The criticism, and in particular the condemnation of the 2003 invasion of Iraq, was echoed in newspapers across the Middle East and Asia.

Many Arab newspapers said the US campaign and the invasion of Iraq had pushed the world closer to a clash of civilisations between the West and the Muslim world.

“The administration of George W. Bush used a vengeful mentality in dealing with the 9/11 crime and has turned the entire world into a battleground,” wrote the editor-in-chief of the independent Al-Ghad daily in Jordan, Ayman Safadi.

Saudi Arabia’s Al-Jazira said US policy had turned Iraq into an incubator for terrorism. “US policy has failed and has turned the war on terror into a clash of civilisations,” said the paper.

The United Arab Emirates daily Al-Khaleej added: “Bush’s policies have not brought security to Americans and have instead brought chaos to the entire world.”

The People’s Daily, the mouthpiece of China’s ruling Communist Party, said the world had been changed more by the US response to 9/11 than by the attack itself.

“It’s fair to say that September 11 changed the United States. But what really changed the world was the erroneous US response to September 11, especially the war in Iraq,” it said.

In Pakistan, a key US ally in the battle against Al-Qaeda, The News daily wrote a hard-hitting editorial entitled “Five Years of Nothing”.

“Looking back it would be hard to say whether the years have been spent in something meaningful or constructive,” it said. “Many would agree the world is a more dangerous place and the United States is nowhere close to winning the war on terror.”

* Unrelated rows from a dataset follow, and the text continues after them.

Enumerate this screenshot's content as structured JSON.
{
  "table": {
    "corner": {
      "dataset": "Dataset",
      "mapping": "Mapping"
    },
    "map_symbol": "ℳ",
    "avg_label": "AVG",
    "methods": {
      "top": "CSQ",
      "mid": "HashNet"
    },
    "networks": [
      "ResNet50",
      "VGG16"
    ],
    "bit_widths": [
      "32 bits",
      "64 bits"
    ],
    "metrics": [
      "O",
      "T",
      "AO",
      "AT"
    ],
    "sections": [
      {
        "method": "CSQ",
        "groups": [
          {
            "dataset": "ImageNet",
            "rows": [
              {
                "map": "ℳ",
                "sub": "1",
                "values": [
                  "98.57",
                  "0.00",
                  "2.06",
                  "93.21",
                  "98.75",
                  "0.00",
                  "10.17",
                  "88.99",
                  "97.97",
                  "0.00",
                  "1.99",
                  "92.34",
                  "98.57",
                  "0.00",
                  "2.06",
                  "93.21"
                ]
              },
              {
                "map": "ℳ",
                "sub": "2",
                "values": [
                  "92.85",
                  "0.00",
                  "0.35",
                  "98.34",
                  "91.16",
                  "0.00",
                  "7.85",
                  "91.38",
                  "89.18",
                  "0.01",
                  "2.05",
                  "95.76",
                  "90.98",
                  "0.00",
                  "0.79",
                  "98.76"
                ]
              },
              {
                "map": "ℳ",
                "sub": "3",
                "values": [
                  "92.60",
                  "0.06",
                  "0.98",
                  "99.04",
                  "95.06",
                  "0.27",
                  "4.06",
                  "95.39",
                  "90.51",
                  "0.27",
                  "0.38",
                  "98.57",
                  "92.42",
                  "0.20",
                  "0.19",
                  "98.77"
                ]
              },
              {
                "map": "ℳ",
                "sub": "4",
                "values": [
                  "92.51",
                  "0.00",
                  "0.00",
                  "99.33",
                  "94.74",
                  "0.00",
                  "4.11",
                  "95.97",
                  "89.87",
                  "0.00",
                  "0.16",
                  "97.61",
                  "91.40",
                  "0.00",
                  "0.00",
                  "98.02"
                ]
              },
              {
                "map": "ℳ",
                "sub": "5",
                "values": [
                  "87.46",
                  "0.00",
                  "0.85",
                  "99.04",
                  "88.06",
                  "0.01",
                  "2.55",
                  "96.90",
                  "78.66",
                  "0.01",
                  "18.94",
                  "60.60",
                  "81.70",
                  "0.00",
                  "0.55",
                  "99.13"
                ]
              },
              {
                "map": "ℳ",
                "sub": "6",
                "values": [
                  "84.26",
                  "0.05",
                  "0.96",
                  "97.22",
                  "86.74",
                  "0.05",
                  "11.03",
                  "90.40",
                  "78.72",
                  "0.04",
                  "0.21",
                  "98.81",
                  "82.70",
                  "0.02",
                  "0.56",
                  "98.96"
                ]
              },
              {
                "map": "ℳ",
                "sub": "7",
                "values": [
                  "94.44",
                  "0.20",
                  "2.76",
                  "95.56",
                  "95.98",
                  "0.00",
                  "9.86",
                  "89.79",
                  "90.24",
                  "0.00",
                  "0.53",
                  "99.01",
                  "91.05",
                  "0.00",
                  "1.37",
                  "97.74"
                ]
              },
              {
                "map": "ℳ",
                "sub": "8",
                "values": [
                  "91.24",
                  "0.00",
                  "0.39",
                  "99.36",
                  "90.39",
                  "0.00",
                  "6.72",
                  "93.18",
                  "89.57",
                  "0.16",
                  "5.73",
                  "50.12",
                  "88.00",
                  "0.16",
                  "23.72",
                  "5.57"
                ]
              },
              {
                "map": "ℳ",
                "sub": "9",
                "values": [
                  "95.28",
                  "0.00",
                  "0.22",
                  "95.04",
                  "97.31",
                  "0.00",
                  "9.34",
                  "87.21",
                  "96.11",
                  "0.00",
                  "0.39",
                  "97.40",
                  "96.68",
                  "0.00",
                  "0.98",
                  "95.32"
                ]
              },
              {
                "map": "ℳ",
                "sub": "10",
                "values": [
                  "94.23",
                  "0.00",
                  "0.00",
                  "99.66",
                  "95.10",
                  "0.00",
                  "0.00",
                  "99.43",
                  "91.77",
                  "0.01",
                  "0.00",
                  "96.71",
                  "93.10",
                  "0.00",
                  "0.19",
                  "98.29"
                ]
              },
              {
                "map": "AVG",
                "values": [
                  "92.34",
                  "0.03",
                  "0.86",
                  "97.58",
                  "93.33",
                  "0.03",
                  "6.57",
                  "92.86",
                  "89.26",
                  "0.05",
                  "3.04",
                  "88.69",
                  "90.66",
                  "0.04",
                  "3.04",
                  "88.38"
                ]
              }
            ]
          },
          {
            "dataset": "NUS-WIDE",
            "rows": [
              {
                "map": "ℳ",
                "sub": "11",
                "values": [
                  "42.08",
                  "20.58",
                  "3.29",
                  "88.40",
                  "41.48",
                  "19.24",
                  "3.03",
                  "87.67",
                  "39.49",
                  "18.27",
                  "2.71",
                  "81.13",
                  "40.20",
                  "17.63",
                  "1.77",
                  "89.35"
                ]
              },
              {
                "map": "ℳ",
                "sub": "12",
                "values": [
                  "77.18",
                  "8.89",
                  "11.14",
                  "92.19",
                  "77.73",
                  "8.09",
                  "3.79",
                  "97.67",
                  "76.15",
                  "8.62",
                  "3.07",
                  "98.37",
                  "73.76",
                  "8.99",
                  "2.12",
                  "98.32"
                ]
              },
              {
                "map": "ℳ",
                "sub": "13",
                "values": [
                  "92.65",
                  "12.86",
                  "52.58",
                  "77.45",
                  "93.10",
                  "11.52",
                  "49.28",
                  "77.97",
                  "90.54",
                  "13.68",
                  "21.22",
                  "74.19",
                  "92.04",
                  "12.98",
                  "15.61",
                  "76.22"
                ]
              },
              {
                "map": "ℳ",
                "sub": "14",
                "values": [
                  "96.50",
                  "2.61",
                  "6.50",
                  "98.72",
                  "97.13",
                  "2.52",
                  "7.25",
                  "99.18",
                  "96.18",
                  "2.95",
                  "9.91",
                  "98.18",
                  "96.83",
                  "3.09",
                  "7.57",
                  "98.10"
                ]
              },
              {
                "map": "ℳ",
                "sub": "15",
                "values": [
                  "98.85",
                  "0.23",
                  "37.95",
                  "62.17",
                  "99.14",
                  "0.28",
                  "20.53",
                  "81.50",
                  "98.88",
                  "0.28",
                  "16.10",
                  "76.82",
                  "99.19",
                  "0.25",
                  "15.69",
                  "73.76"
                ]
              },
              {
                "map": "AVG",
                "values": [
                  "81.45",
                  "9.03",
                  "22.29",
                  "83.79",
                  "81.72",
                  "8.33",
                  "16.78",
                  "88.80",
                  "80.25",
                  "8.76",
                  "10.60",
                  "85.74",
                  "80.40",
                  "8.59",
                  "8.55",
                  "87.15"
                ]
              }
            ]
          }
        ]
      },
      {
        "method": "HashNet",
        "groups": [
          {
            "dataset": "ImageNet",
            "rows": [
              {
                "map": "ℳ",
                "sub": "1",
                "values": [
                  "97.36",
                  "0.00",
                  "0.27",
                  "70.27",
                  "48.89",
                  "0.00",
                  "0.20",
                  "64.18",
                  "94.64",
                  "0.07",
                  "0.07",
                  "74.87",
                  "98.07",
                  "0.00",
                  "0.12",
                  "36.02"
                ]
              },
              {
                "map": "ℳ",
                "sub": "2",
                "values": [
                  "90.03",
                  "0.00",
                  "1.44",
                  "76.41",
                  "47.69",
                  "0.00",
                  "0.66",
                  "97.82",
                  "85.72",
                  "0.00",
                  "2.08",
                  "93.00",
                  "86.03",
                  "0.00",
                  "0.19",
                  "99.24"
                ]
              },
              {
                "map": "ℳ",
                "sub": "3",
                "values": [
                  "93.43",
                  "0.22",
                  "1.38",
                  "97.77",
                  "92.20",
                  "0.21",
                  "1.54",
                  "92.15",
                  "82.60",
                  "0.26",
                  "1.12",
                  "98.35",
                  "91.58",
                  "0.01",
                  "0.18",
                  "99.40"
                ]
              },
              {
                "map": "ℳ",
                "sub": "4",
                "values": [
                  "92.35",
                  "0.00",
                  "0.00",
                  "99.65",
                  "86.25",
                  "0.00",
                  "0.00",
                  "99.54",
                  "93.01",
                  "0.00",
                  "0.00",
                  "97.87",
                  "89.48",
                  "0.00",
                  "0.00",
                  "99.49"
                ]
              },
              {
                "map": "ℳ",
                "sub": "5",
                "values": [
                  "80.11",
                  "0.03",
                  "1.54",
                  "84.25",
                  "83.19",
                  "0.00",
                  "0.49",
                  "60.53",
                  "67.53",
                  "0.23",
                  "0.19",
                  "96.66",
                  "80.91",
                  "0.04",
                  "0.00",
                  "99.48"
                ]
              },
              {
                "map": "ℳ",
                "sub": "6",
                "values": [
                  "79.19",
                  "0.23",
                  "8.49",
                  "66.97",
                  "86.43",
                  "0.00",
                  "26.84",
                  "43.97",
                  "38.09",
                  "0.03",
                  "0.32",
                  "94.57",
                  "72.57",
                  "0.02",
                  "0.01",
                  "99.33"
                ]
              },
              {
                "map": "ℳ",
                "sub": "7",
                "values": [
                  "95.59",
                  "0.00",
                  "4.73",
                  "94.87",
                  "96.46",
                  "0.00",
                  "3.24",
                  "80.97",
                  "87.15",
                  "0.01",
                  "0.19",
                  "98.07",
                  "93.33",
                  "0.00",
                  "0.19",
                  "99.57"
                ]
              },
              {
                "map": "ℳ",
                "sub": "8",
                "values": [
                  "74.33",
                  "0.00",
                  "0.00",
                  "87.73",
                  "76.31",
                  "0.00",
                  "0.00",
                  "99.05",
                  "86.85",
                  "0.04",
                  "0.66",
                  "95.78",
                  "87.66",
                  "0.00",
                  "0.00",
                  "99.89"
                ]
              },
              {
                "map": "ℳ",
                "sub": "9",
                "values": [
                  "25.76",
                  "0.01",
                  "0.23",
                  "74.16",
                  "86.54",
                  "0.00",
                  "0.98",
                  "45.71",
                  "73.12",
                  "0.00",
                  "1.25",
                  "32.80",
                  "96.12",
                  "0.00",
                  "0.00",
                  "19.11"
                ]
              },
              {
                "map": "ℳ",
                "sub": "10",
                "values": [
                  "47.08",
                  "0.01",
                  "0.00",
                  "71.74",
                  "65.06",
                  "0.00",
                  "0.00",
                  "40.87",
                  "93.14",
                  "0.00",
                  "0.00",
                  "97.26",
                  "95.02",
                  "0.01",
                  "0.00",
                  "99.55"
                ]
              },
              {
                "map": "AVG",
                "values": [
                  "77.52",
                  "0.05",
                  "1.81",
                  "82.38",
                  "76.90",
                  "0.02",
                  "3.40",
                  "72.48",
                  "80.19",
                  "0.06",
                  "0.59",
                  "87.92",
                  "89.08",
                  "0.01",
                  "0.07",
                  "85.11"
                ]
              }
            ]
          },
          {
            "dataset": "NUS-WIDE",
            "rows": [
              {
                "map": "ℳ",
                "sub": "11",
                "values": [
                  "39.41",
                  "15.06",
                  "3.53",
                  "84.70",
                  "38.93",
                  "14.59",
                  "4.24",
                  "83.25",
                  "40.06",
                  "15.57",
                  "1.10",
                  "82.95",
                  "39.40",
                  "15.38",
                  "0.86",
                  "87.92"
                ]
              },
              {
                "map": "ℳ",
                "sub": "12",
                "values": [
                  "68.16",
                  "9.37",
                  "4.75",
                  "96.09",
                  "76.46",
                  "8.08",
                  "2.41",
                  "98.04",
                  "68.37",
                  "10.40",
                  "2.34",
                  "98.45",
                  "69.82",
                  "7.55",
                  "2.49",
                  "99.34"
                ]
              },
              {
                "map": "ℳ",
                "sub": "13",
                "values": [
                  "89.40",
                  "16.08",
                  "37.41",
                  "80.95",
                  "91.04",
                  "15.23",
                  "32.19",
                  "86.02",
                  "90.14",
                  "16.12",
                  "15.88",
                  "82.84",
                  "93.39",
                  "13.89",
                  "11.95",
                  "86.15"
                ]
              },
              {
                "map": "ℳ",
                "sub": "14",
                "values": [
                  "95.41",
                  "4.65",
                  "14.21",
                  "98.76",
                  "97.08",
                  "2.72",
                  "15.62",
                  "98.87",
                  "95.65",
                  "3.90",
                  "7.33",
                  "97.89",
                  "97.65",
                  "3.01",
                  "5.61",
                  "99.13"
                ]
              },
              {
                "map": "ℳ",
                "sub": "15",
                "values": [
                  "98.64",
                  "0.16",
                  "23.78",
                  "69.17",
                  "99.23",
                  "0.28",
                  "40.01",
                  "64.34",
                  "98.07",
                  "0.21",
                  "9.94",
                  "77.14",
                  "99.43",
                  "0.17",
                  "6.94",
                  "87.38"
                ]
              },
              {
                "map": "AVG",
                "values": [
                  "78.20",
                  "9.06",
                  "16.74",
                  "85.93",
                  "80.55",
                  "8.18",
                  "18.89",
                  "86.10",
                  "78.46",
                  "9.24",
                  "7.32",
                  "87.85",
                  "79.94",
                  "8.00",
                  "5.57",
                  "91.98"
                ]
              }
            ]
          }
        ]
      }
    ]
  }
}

The US administration received some support from the media in Australia, where the government has been a staunch supporter of US policy since the 2001 attacks.

The Australian newspaper said terrorist strikes against Western interests since 9-11 in London, Madrid, Indonesia and elsewhere had left no doubt the world faced a concerted attack by extremists.

“Radical Islam is corrupting impressionable minds, encouraging disaffected youth and the newly converted with a poor understanding of faith to offer their lives as suicide bombers in what is essentially a political campaign.”

In Thailand, The Nation said the impact of September 11 on Asia was much bigger than people wanted to admit, while in the Philippines the Manila Times said the damage was so great that many were still trying to cope.

“We are still shocked by the number of lives that were lost that day, close to 3,000. And we still remember how dread enveloped the world like a thick black shroud.

“But 9/11 left us with a deeper sense of loss, a loss of innocence. We are still trying to comprehend how hatred could drive people into a senseless act of violence. It is that loss that we find it hardest to get over.”